Bills of exchange are similar to bankers’ acceptances (which are also promises-to-pay issued by companies to banks in return for short-term loans). The banks resell these bills in the market at a discount but guarantee payment. Discount houses developed by buying bills of exchange at a discount to face value, holding them to maturity and gaining their full value. They funded their holdings of bills by short-term borrowing from banks, one of the precursors of the money market. These bills were either held to maturity or sold in the discount market and brokers developed to match buyers and sellers in return for a commission.

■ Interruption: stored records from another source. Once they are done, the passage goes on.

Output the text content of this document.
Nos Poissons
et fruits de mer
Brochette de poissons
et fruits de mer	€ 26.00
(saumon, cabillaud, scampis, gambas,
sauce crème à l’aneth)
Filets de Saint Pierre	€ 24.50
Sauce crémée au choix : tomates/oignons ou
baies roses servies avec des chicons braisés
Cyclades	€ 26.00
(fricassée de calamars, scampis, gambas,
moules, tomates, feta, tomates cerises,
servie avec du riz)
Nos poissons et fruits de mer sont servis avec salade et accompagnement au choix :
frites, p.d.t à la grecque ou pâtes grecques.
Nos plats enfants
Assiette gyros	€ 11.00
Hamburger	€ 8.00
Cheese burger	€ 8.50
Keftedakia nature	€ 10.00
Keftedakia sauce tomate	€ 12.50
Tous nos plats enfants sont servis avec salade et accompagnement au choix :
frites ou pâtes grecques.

This was how international trade grew – at a time before email or even the telephone when exporters (sellers) and importers (buyers) on different sides of the world might not know each other and business was conducted by letter. The exporter wouldn’t ship goods without being sure of payment. The importer wouldn’t pay for the goods in advance without sight of them or, at least, assurance as to their quality and proof of shipping and insurance.
This is where trade finance houses and merchant banks stepped in. The exporter would have the goods inspected by an independent third-party agency and deposit the bill of landing (shipping confirmation) and certificates of inspection and insurance with its bank.
The importer would deposit the purchase price with its bank, which would issue a letter of credit (like a bill of exchange) payable in three months’ time. With the respective banks holding the money and the documentary confirmations of quality, shipping and insurance, the exchange of good for the letter of credit could be completed.